Awareness is not acceptance
You probably know that October is ADHD Awareness Month (first we had a day, then a week and now a month!) so we’re all trying to help the world understand more about ADHD. There is a lot of misinformation out there; some folks still believe that ADHD is an excuse for poor performance or failed relationships. We know better.
As much as I support the cause and energetically put forth education about ADHD to the public, I am acutely aware that most of our efforts are preaching to the choir. The people who most need to hear our message are the ones who snicker and change the channel. Or who sigh and roll their eyes.
Even for those who are patient enough to hear our neurotransmitter saga and its impact, the meaning of the information can be lost. Because what we truly crave is not awareness, but acceptance. And those two don’t always come in the same package.
International campaigns for ADHD are incredibly powerful. For you, the people closer to home are the ones who really need to understand ADHD. So how can you translate the big news about ADHD to real life in your household?
I think it’s first by identifying those “ADHD moments.” When I learned I had an ADHD brain like my youngest son, he took delight in pointing out “there goes your ADHD, Mom!” At first I was irritated, then giggling about our similarities. When you can point out your ADHD moments without using the ADHD as an excuse, you will soon have a convert. But there is a best practices method to this progress.
If you live with someone who belittles your ADHD, make sure you have a conversation with them when there is a lull in your ADHD moments. Immediately after you burn the pancakes is NOT the time. Prepare your loved one for what might happen, how it might look and how you are trying to change it.

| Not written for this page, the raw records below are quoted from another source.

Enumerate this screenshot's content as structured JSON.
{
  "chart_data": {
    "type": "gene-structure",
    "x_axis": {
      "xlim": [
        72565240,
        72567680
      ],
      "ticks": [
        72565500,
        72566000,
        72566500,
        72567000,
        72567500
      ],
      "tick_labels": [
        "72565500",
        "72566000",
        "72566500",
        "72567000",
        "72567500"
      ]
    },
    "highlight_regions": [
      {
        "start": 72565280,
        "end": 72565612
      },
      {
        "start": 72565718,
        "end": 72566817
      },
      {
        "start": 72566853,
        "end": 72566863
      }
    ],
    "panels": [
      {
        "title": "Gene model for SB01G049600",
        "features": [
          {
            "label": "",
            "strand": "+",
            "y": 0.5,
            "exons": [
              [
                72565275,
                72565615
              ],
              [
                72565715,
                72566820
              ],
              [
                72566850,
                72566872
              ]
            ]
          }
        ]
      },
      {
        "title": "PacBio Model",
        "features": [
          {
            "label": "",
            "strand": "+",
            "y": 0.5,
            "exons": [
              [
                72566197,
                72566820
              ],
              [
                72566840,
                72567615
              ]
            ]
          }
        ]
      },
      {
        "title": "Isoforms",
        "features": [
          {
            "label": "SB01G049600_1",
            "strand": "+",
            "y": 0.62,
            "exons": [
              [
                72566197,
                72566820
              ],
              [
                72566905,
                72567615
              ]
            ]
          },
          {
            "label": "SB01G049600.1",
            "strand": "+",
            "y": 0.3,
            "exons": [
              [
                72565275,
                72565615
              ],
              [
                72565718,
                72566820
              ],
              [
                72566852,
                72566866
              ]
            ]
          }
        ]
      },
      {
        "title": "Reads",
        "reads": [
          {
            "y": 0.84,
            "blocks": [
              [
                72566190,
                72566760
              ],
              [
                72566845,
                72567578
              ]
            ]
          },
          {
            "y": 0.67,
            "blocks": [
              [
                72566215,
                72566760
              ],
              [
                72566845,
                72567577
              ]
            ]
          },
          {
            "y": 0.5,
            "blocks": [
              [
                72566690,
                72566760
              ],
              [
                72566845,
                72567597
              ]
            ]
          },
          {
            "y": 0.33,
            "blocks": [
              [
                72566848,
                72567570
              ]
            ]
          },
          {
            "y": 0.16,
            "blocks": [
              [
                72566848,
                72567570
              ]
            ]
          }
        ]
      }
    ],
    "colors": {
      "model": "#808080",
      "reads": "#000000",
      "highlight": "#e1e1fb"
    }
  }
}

“You know when I burn the pancakes on Sunday morning? I don’t do it to make you mad or ruin your breakfast. It’s that I turn on the griddle, then walk away and forget the pancakes. That’s my ADHD! While waiting for the pancakes to cook, I start checking email and I forget the pancakes. So if I can avoid getting distracted, we will have perfect pancakes. Does that make sense?”
If you’re lucky and your special someone is agreeable to further conversation, allow them to be part of the solution: “I want to do it differently next time so I am going to set a timer for two minutes. If I get distracted and don’t turn off the timer, would you be willing to mention it to me in a kind voice? Something like ‘I love perfect pancakes’ would trigger my memory.”
I can hear your protests already. Your special person won’t play this game, will still put your down and tell you ADHD is an excuse. But you have to start somewhere. And starting at home is the most difficult and the most rewarding.You don’t have to give your folks lectures about ADHD. You just need them to understand your brand of ADHD and how it can be accommodated. And that’s awareness that does lead to acceptance. Try it. Let me know how it worked for you.